CUDA: Concurrent Communicating Kernels in CUDA?

panyan · 9 Feb 2016 at 12:23

Lets say I have a device with 2880 cuda cores.

I want to run a Monte Carlo simulation where:
-2000 threads are each running a sample
-880 threads are generating random numbers

This is because:
-I only want 2000 samples therefore the other 880 would be sitting idle
-I know that generating random numbers can be slow

Therefore I want to make a pool of random numbers that is replenished continuously by the 880 threads which the 2000 sample threads can take when required.

Is this possible? If so, please provide an example.

Scotty123 · 9 Feb 2016 at 15:16

Yes of course, although you are not too worried about optimisation at this point I am assuming? I.e. avoiding warp divergence, minimising global memory accesses and so forth.

As a start, seeing as each thread has an id (as you know, from a combination of the block index, thread index etc), if the id is less than a certain number, do your monte carlo (countless papers on CUDA and Monte Carlo methods no doubt go into this in detail), else do your random number generation.

Could keep this pool of random numbers in global memory (as a start I know it's the slowest etc). I suppose you could push it into the shared memory for each block ready for a thread to take it within that block when ready.

Do you really need separate kernels as in your thread title, instead of just doing the monte carlo or the number generation based upon thread position? You can launch and queue kernels up anyway, ready to be taken in as needed.

Been 8 months since I was using CUDA...boy do I miss it

.

panyan · 9 Feb 2016 at 15:56

Scotty123 said:
Yes of course, although you are not too worried about optimisation at this point I am assuming? I.e. avoiding warp divergence, minimising global memory accesses and so forth.

The modelling method has inherent warp divergence unfortunately. I have also tried to minimise the amount of memory the algorithm uses. I thought this would also be a good time saving feature.

As a start, seeing as each thread has an id (as you know, from a combination of the block index, thread index etc), if the id is less than a certain number, do your monte carlo (countless papers on CUDA and Monte Carlo methods no doubt go into this in detail), else do your random number generation.

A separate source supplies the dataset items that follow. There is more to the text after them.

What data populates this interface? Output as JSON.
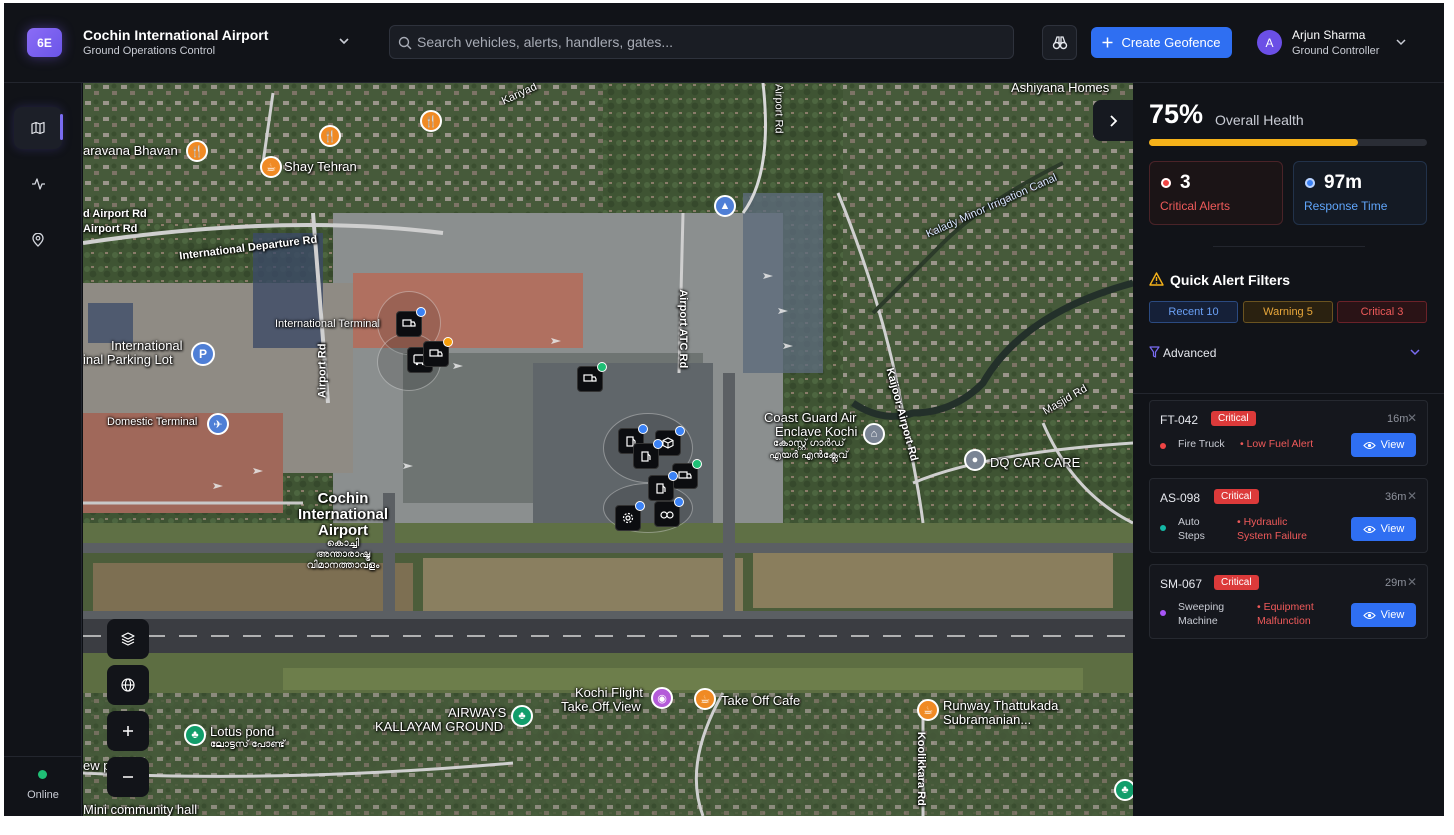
{
  "header": {
    "logo_text": "6E",
    "title": "Cochin International Airport",
    "subtitle": "Ground Operations Control",
    "search_placeholder": "Search vehicles, alerts, handlers, gates...",
    "create_geofence_label": "Create Geofence",
    "user": {
      "initial": "A",
      "name": "Arjun Sharma",
      "role": "Ground Controller"
    }
  },
  "rail": {
    "items": [
      {
        "icon": "map-icon",
        "active": true
      },
      {
        "icon": "activity-icon",
        "active": false
      },
      {
        "icon": "location-pin-icon",
        "active": false
      }
    ],
    "status_label": "Online"
  },
  "map": {
    "labels": {
      "saravana": "aravana Bhavan",
      "shay": "Shay Tehran",
      "karivad": "Kariyad",
      "airport_rd_top": "Airport Rd",
      "ashiyana": "Ashiyana Homes",
      "intl_airport_rd1": "d Airport Rd",
      "intl_airport_rd2": "Airport Rd",
      "intl_departure": "International Departure Rd",
      "kalady": "Kalady Minor Irrigation Canal",
      "intl_terminal": "International Terminal",
      "intl_parking1": "International",
      "intl_parking2": "inal Parking Lot",
      "airport_rd_mid": "Airport Rd",
      "airport_atc": "Airport ATC Rd",
      "kaijoor": "Kaijoor-Airport Rd",
      "masjid": "Masjid Rd",
      "domestic": "Domestic Terminal",
      "coast_guard1": "Coast Guard Air",
      "coast_guard2": "Enclave Kochi",
      "coast_guard_ml1": "കോസ്റ്റ് ഗാർഡ്",
      "coast_guard_ml2": "എയർ എൻക്ലേവ്",
      "dq": "DQ CAR CARE",
      "cochin1": "Cochin",
      "cochin2": "International",
      "cochin3": "Airport",
      "cochin_ml1": "കൊച്ചി",
      "cochin_ml2": "അന്താരാഷ്ട്ര",
      "cochin_ml3": "വിമാനത്താവളം",
      "kochi_flight1": "Kochi Flight",
      "kochi_flight2": "Take Off View",
      "takeoff_cafe": "Take Off Cafe",
      "runway1": "Runway Thattukada",
      "runway2": "Subramanian...",
      "airways1": "AIRWAYS",
      "airways2": "KALLAYAM GROUND",
      "lotus": "Lotus pond",
      "lotus_ml": "ലോട്ടസ് പോണ്ട്",
      "viewpoint": "ew point",
      "koolikkara": "Koolikkara Rd",
      "mini_hall": "Mini community hall"
    },
    "controls": [
      "layers-icon",
      "globe-icon",
      "zoom-in",
      "zoom-out"
    ],
    "parking_glyph": "P"
  },
  "panel": {
    "health": {
      "percent_label": "75%",
      "label": "Overall Health",
      "value": 0.75
    },
    "stats": {
      "critical": {
        "value": "3",
        "label": "Critical Alerts",
        "color": "#ef4444"
      },
      "response": {
        "value": "97m",
        "label": "Response Time",
        "color": "#3b82f6"
      }
    },
    "quick_filters_title": "Quick Alert Filters",
    "chips": {
      "recent": "Recent 10",
      "warning": "Warning 5",
      "critical": "Critical 3"
    },
    "advanced_label": "Advanced",
    "alerts": [
      {
        "id": "FT-042",
        "severity": "Critical",
        "age": "16m",
        "type": "Fire Truck",
        "issue": "• Low Fuel Alert",
        "dot_color": "#ef4444",
        "view_label": "View"
      },
      {
        "id": "AS-098",
        "severity": "Critical",
        "age": "36m",
        "type": "Auto Steps",
        "issue": "• Hydraulic System Failure",
        "dot_color": "#14b8a6",
        "view_label": "View"
      },
      {
        "id": "SM-067",
        "severity": "Critical",
        "age": "29m",
        "type": "Sweeping Machine",
        "issue": "• Equipment Malfunction",
        "dot_color": "#a855f7",
        "view_label": "View"
      }
    ]
  }
}
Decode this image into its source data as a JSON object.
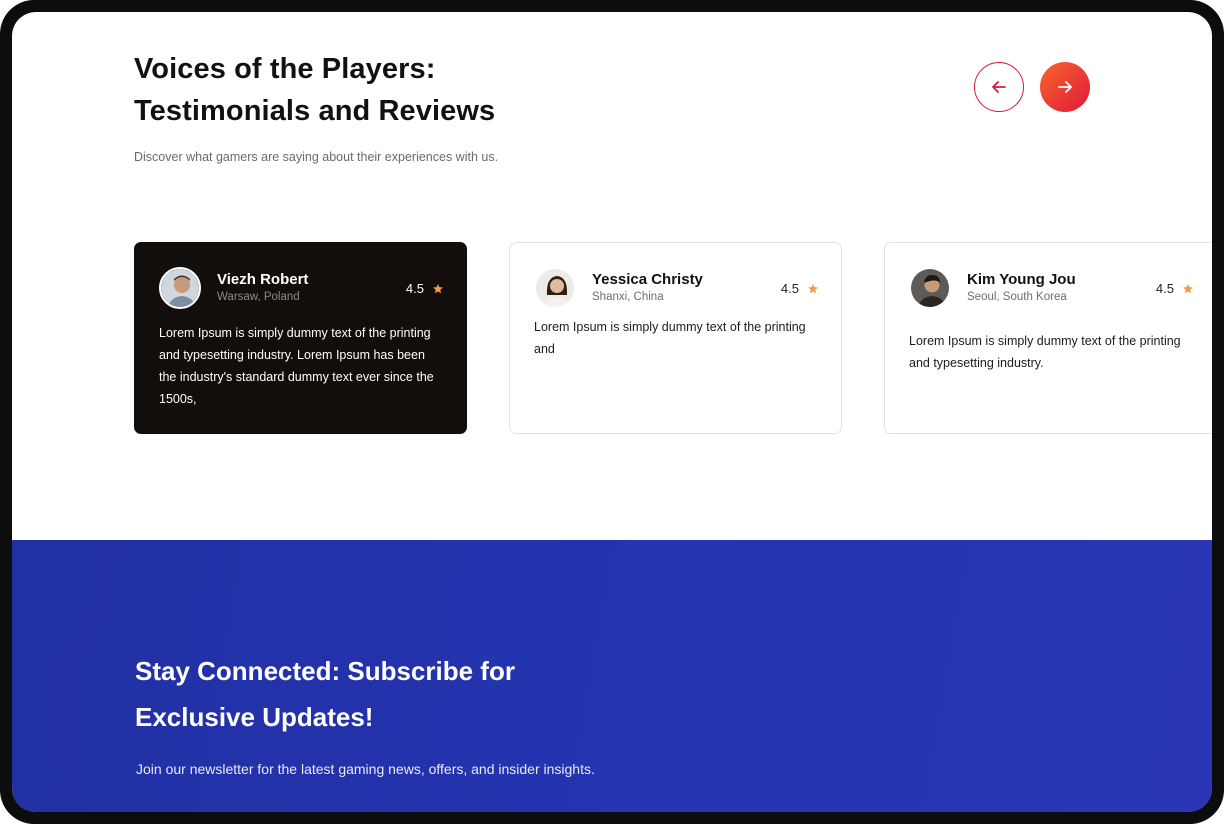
{
  "testimonials": {
    "title_line1": "Voices of the Players:",
    "title_line2": "Testimonials and Reviews",
    "subtitle": "Discover what gamers are saying about their experiences with us.",
    "cards": [
      {
        "name": "Viezh Robert",
        "location": "Warsaw, Poland",
        "rating": "4.5",
        "text": "Lorem Ipsum is simply dummy text of the printing and typesetting industry. Lorem Ipsum has been the industry's standard dummy text ever since the 1500s,",
        "theme": "dark"
      },
      {
        "name": "Yessica Christy",
        "location": "Shanxi, China",
        "rating": "4.5",
        "text": "Lorem Ipsum is simply dummy text of the printing and",
        "theme": "light"
      },
      {
        "name": "Kim Young Jou",
        "location": "Seoul, South Korea",
        "rating": "4.5",
        "text": "Lorem Ipsum is simply dummy text of the printing and typesetting industry.",
        "theme": "light"
      }
    ],
    "nav_icons": [
      "arrow-left-icon",
      "arrow-right-icon"
    ],
    "star_icon": "star-icon"
  },
  "subscribe": {
    "title_line1": "Stay Connected: Subscribe for",
    "title_line2": "Exclusive Updates!",
    "subtitle": "Join our newsletter for the latest gaming news, offers, and insider insights."
  },
  "colors": {
    "accent_red": "#e2183a",
    "accent_orange": "#f5662c",
    "star": "#f2994a",
    "dark_card": "#120e0b",
    "subscribe_bg": "#2534b2"
  }
}
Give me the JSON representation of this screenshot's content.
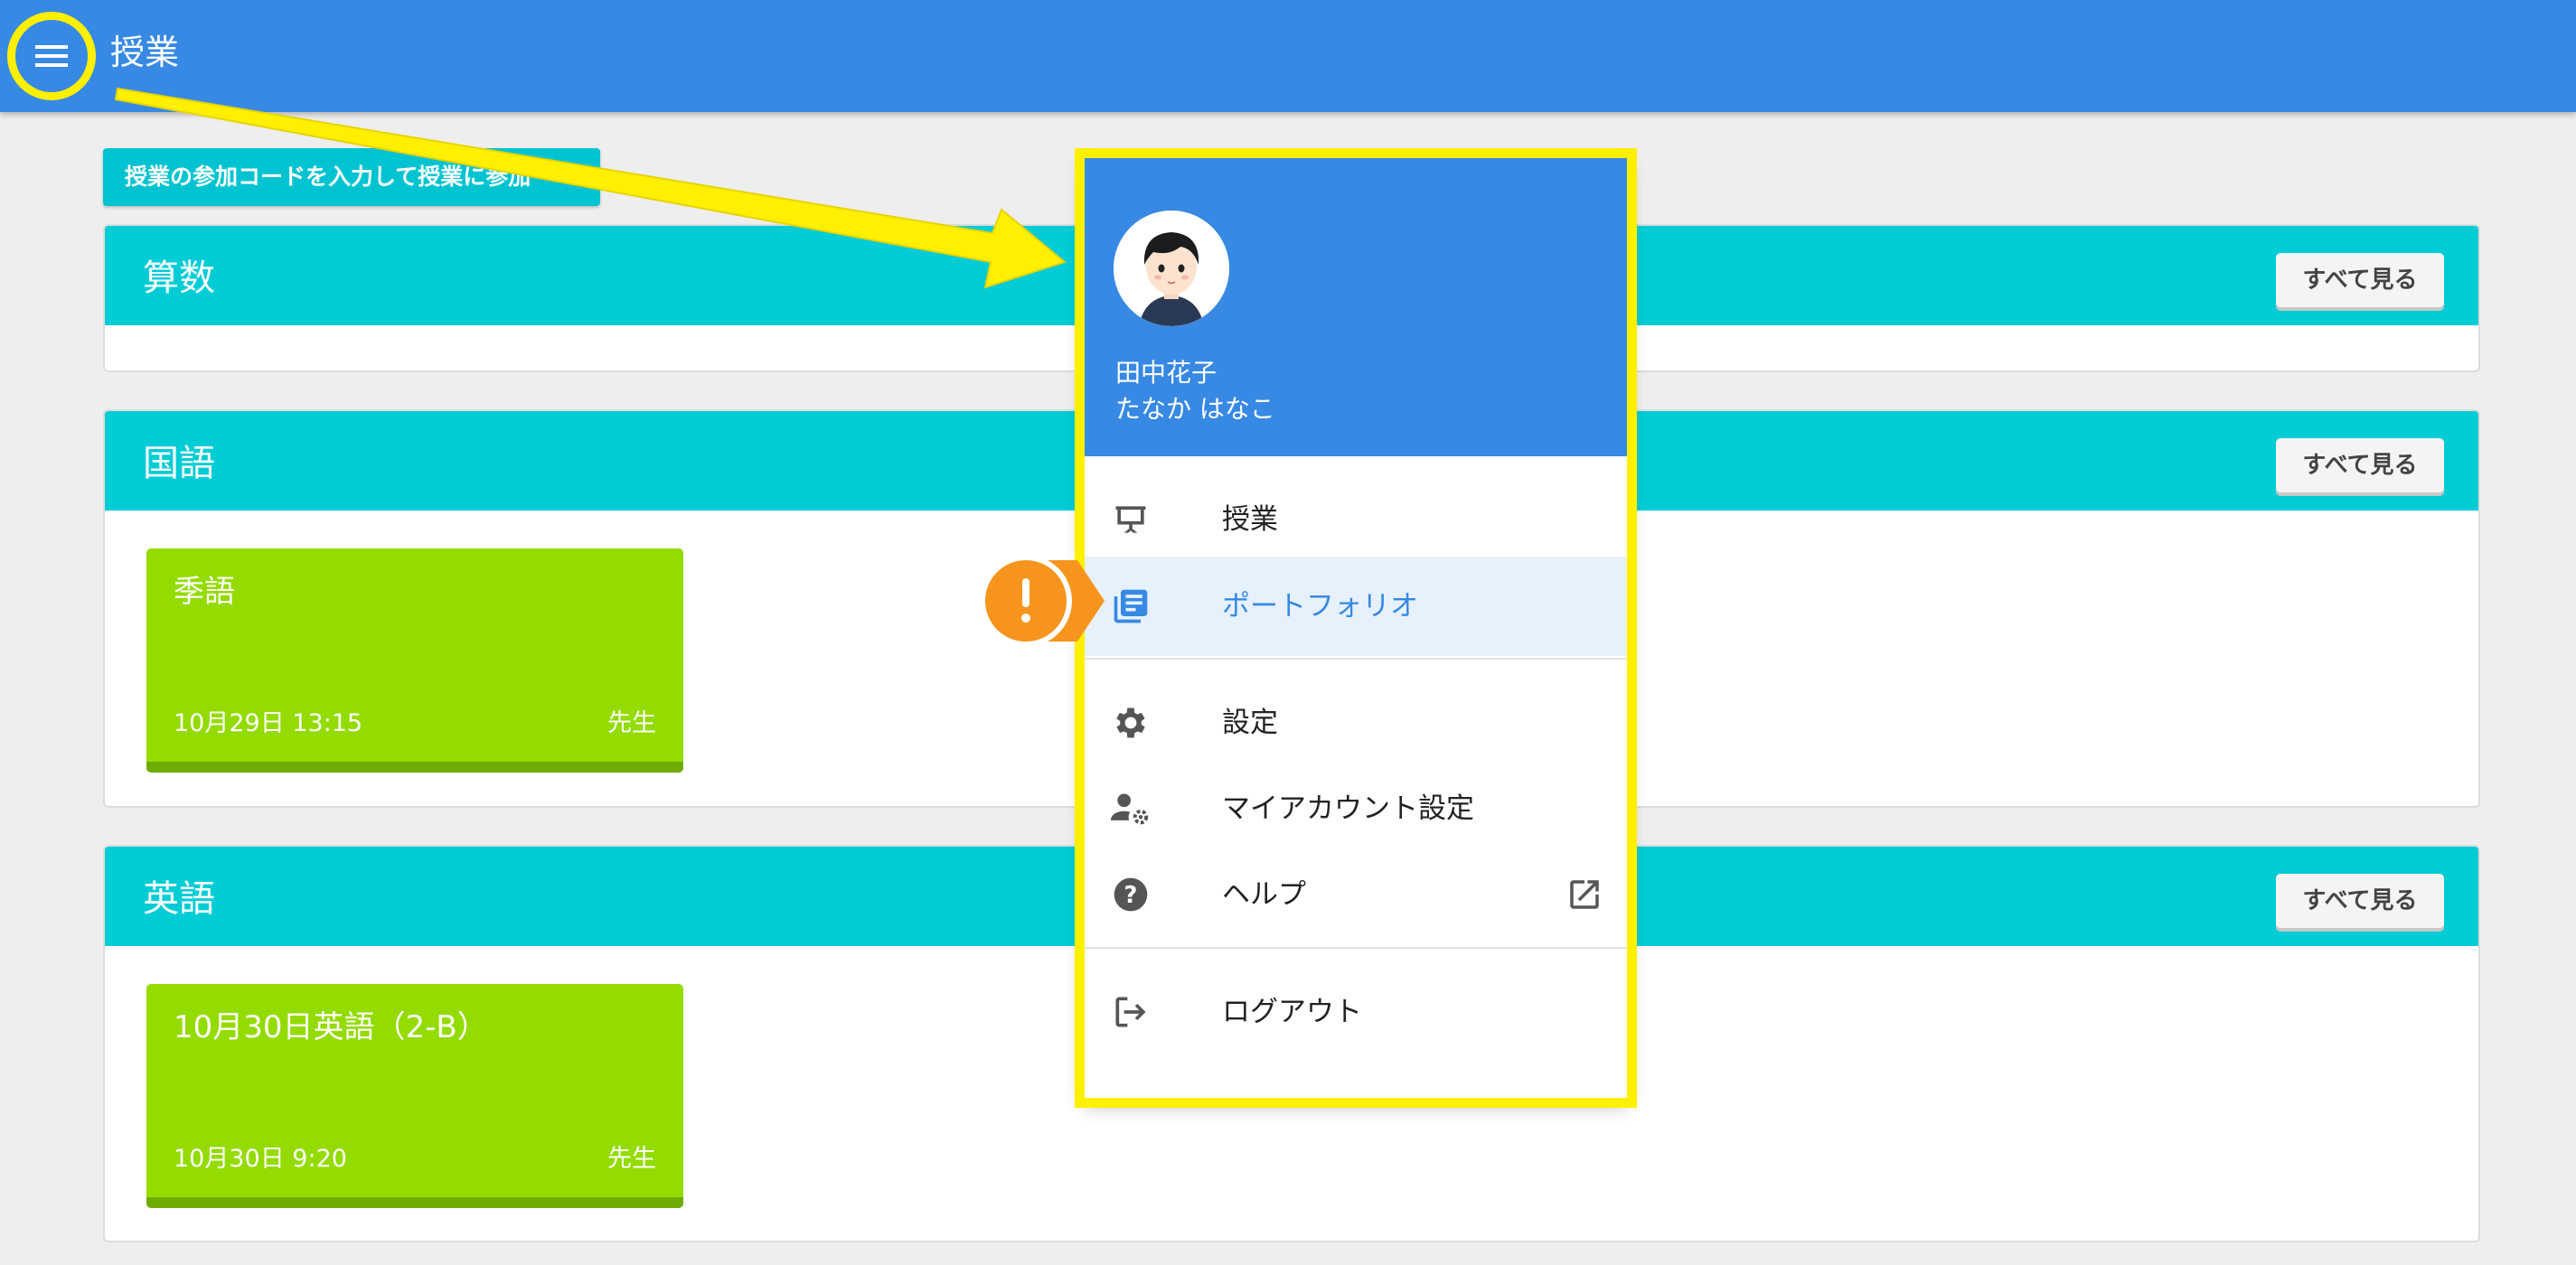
{
  "appbar": {
    "title": "授業"
  },
  "join": {
    "label": "授業の参加コードを入力して授業に参加"
  },
  "subjects": [
    {
      "title": "算数",
      "see_all": "すべて見る"
    },
    {
      "title": "国語",
      "see_all": "すべて見る",
      "lessons": [
        {
          "title": "季語",
          "date": "10月29日 13:15",
          "teacher": "先生"
        }
      ]
    },
    {
      "title": "英語",
      "see_all": "すべて見る",
      "lessons": [
        {
          "title": "10月30日英語（2-B）",
          "date": "10月30日 9:20",
          "teacher": "先生"
        }
      ]
    }
  ],
  "drawer": {
    "user": {
      "name": "田中花子",
      "kana": "たなか はなこ"
    },
    "items": [
      {
        "label": "授業",
        "icon": "presentation-icon"
      },
      {
        "label": "ポートフォリオ",
        "icon": "portfolio-icon",
        "active": true
      },
      {
        "label": "設定",
        "icon": "gear-icon"
      },
      {
        "label": "マイアカウント設定",
        "icon": "account-settings-icon"
      },
      {
        "label": "ヘルプ",
        "icon": "help-icon"
      },
      {
        "label": "ログアウト",
        "icon": "logout-icon"
      }
    ]
  },
  "colors": {
    "appbar": "#3789e3",
    "subject_header": "#00ccd6",
    "lesson_card": "#93db00",
    "highlight": "#ffef00",
    "callout": "#f7941d"
  }
}
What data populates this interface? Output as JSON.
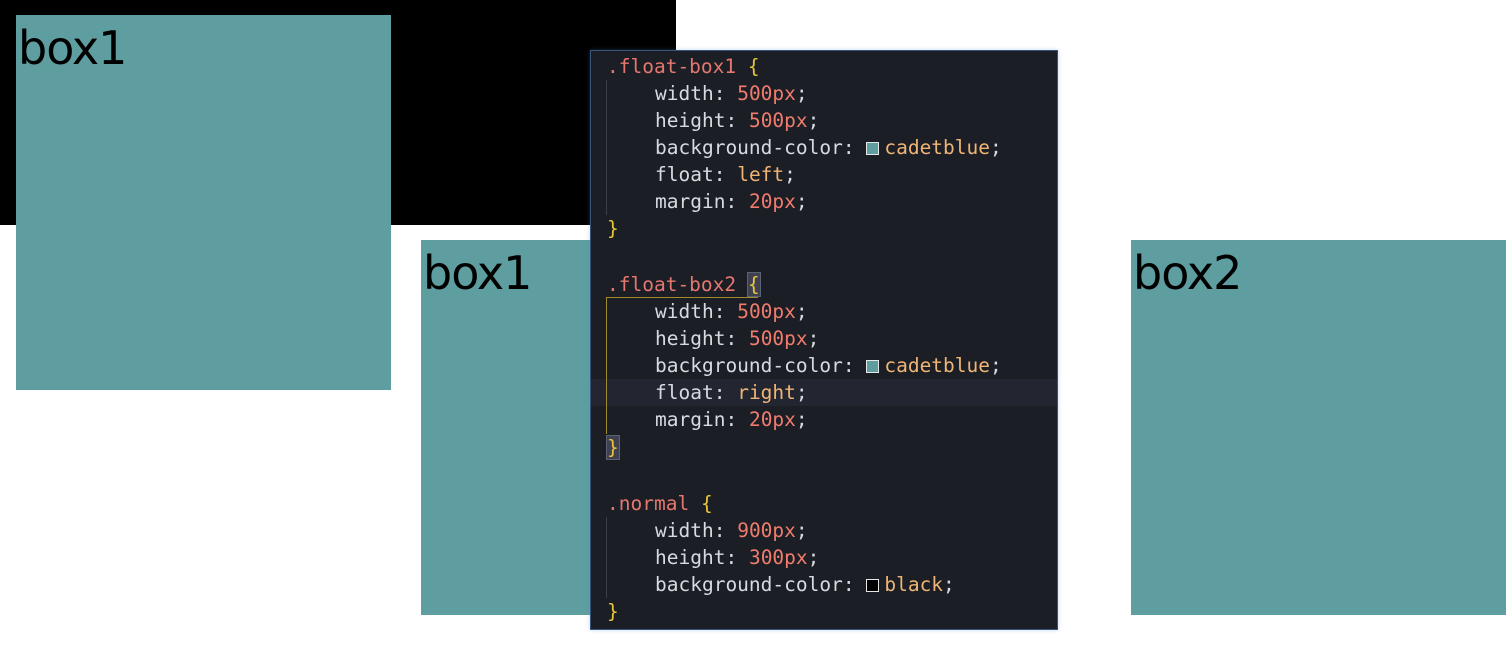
{
  "page": {
    "boxes": [
      {
        "label": "box1",
        "color": "#5f9ea0"
      },
      {
        "label": "box1",
        "color": "#5f9ea0"
      },
      {
        "label": "box2",
        "color": "#5f9ea0"
      }
    ],
    "normal_bg": "#000000"
  },
  "editor": {
    "colors": {
      "background": "#1b1e25",
      "selector": "#e5776f",
      "brace": "#e8c33a",
      "number": "#f07c6e",
      "keyword": "#f0b475",
      "text": "#d7dae0"
    },
    "rules": [
      {
        "selector": ".float-box1",
        "open": "{",
        "close": "}",
        "decls": [
          {
            "prop": "width",
            "value": "500px"
          },
          {
            "prop": "height",
            "value": "500px"
          },
          {
            "prop": "background-color",
            "value": "cadetblue",
            "swatch": "#5f9ea0"
          },
          {
            "prop": "float",
            "value": "left"
          },
          {
            "prop": "margin",
            "value": "20px"
          }
        ]
      },
      {
        "selector": ".float-box2",
        "open": "{",
        "close": "}",
        "decls": [
          {
            "prop": "width",
            "value": "500px"
          },
          {
            "prop": "height",
            "value": "500px"
          },
          {
            "prop": "background-color",
            "value": "cadetblue",
            "swatch": "#5f9ea0"
          },
          {
            "prop": "float",
            "value": "right"
          },
          {
            "prop": "margin",
            "value": "20px"
          }
        ]
      },
      {
        "selector": ".normal",
        "open": "{",
        "close": "}",
        "decls": [
          {
            "prop": "width",
            "value": "900px"
          },
          {
            "prop": "height",
            "value": "300px"
          },
          {
            "prop": "background-color",
            "value": "black",
            "swatch": "#000000"
          }
        ]
      }
    ],
    "colon": ":",
    "semicolon": ";"
  }
}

Ah! thats a clever way of going it. The common way is to make the thread id and then only perform the code if it is within the bounds. But we can use the ones that go over that bound to make random numbers for us.

Could keep this pool of random numbers in global memory (as a start I know it's the slowest etc). I suppose you could push it into the shared memory for each block ready for a thread to take it within that block when ready.

The problem is I dont know how many random numbers will be required, so i would like a buffer. Maybe if we were to utilise the shared memory then we keep the same number of thread blocks as random numbers in an array i.e:

block size = 200, therefore generate random numbers when the size of the array < 200

Do you really need separate kernels as in your thread title, instead of just doing the monte carlo or the number generation based upon thread position? You can launch and queue kernels up anyway, ready to be taken in as needed.

No, I dont need separate kernels. I just didnt know a better way of doing it.

Been 8 months since I was using CUDA...boy do I miss it .

thanks

Scotty123 · 9 Feb 2016 at 16:09

Also are you thinking 2880 cuda cores ( e.g the tesla k40) means 2880 threads? As that is not the case I believe if I recall correctly.

Even so, you don't usually use all the threads at once, due to block sizes, streaming multi processors and more things I don't quite remember. There's occupancy rates and so on.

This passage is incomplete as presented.